Bunun üzerine pınarlar kurudu, bağlar-bahçeler sarardı. O güzel “İrem Bağları” yok oldu. İri cüsseli insanlar, bir lokmaya muhtaç duruma geldi.

ÂD KAVMİ KÜFÜRDEN VAZGEÇMEDİLER


Hûd -aleyhisselâm-, onları tekrar topladı. Yeniden kendilerine öğüt verdi: «Allâh’tan mağfiret dileyin!» dedi ve ardından küfr-i inâdîleri sebebiyle onları açık bir şekilde îkâz etti:

AYET-İ KERiME
“…(Hûd) dedi ki: «Ben Allâh’ı şâhid tutuyorum; siz de şâhid olun ki, ben sizin ortak koştuklarınızdan uzağım! O’ndan başka (taptıklarınızın hepsinden uzağım). Haydi hepiniz bana tuzak kurun; sonra da bana mühlet vermeyin! Ben, benim de Rabbim, sizin de Rabbiniz olan Allâh’a tevekkül ettim. Çünkü hiçbir canlı yoktur ki, Allâh, onun perçeminden tutmuş olmasın. Şüphesiz Rabbim, dosdoğru yoldadır. ” (Hûd, 54-56)

AYET-İ KERiME
“Eğer yüz çevirirseniz, tebliğ etmek için gönderildiğim şeyleri size bildirdim. Rabbim (dilerse), başka bir kavmi sizin yerinize getirir de O’na hiçbir zarar vere¬mezsiniz! Çünkü benim Rabbim, her şeyi hakkıyla gözetendir.” (Hûd, 57)

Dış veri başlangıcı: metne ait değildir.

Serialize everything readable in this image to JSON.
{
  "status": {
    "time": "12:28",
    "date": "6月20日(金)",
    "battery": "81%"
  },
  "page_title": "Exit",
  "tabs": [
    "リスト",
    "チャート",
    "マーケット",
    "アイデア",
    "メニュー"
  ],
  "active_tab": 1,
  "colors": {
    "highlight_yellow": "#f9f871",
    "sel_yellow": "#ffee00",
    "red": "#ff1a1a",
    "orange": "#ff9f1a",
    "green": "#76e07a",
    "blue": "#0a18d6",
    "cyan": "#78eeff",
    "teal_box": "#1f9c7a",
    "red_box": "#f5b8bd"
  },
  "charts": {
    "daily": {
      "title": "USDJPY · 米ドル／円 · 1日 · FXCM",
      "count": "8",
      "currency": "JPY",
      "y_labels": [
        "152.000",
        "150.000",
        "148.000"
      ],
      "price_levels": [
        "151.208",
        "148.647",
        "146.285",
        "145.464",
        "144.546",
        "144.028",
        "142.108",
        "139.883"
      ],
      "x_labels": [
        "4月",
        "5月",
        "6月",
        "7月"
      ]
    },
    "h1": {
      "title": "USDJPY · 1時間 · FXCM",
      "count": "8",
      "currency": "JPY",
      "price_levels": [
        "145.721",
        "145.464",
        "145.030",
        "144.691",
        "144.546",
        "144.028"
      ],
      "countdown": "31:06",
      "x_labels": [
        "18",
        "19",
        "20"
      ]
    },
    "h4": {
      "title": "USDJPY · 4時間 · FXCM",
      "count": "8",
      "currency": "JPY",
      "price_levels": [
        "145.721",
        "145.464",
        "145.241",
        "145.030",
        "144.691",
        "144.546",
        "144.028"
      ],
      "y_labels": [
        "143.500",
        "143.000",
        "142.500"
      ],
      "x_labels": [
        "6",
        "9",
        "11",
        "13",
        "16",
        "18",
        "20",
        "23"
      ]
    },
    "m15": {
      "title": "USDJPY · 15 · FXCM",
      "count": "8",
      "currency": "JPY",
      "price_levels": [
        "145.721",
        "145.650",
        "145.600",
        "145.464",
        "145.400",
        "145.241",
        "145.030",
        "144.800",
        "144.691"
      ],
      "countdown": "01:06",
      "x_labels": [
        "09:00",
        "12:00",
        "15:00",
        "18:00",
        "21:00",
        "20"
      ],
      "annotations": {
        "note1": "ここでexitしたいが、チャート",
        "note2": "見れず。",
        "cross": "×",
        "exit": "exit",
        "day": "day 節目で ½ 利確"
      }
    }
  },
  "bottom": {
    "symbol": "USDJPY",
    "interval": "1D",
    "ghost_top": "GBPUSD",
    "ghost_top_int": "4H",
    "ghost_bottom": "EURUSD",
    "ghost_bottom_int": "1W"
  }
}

Bu âyet-i kerîmelerde Hûd -aleyhisselâm- müşrik kavmine açıkça meydan okumaktadır:

“Hepiniz toplanınız ve beni yok etmek üzere elinizden ne geliyorsa, neye gücünüz yetiyorsa hepsini yapınız. Göz açıp kapayıncaya kadar bile asla beklemeyiniz. Şüphesiz ben size aldırmam, sizin bana ne yapacağınızı düşünmem ve size hiç bakmam. Çünkü ben sâdece Allâh’a tevekkül etmekteyim, O’na dayanmaktayım. O’na dayanan, asla zarara uğramaz. O’ndan başkasına aldıracak değilim. Ben ancak Allâh’a dayanır ve O’na kulluk ederim.”

Sâdece bu sözler bile Hûd -aleyhisselâm-’ın Allâh’ın kulu ve peygamberi olduğunun, karşısındakilerin ise cehâlet ve sapıklık üzere bulunduğunun apaçık bir delilidir. Bu sözüne karşı düşmanları ona hiçbir zarar verememişler, onu dâvâsından vazgeçirememişlerdir. Bu da onun dâvâsının hak olduğunu göstermektedir.

Âd kavminin hidâyeti için bu tehdîdler de kâfî gelmedi. O kadar sıkıntı ve kıtlık çekmelerine rağmen, yine de istiğfâr edip, Allâh’a ve tevhîd akîdesine dönmediler. Zîrâ aşırı zenginliğin verdiği gaflet, rehâvet ve azgınlık sebebiyle Allâh’a kulluktan çok uzaklaşmışlardı. Bu durumda, eğer peygamberlere tâbî olsalardı, birçok haramları işleyemeyecekler, haksızlık yapamayacaklar, zayıfları ezemeyeceklerdi. Çünkü hak dîn olan tevhîd dîni, birtakım tahdîdler (sınırlandırmalar) getirmekteydi. Ancak, nefsânî yaşayışa alışmış olan bu insanlar, dînî tahdîdlere girmek istemediler. Gâfilâne bir şekilde ve nefsânî bir rahatlık içinde yaşamayı arzu ettiler.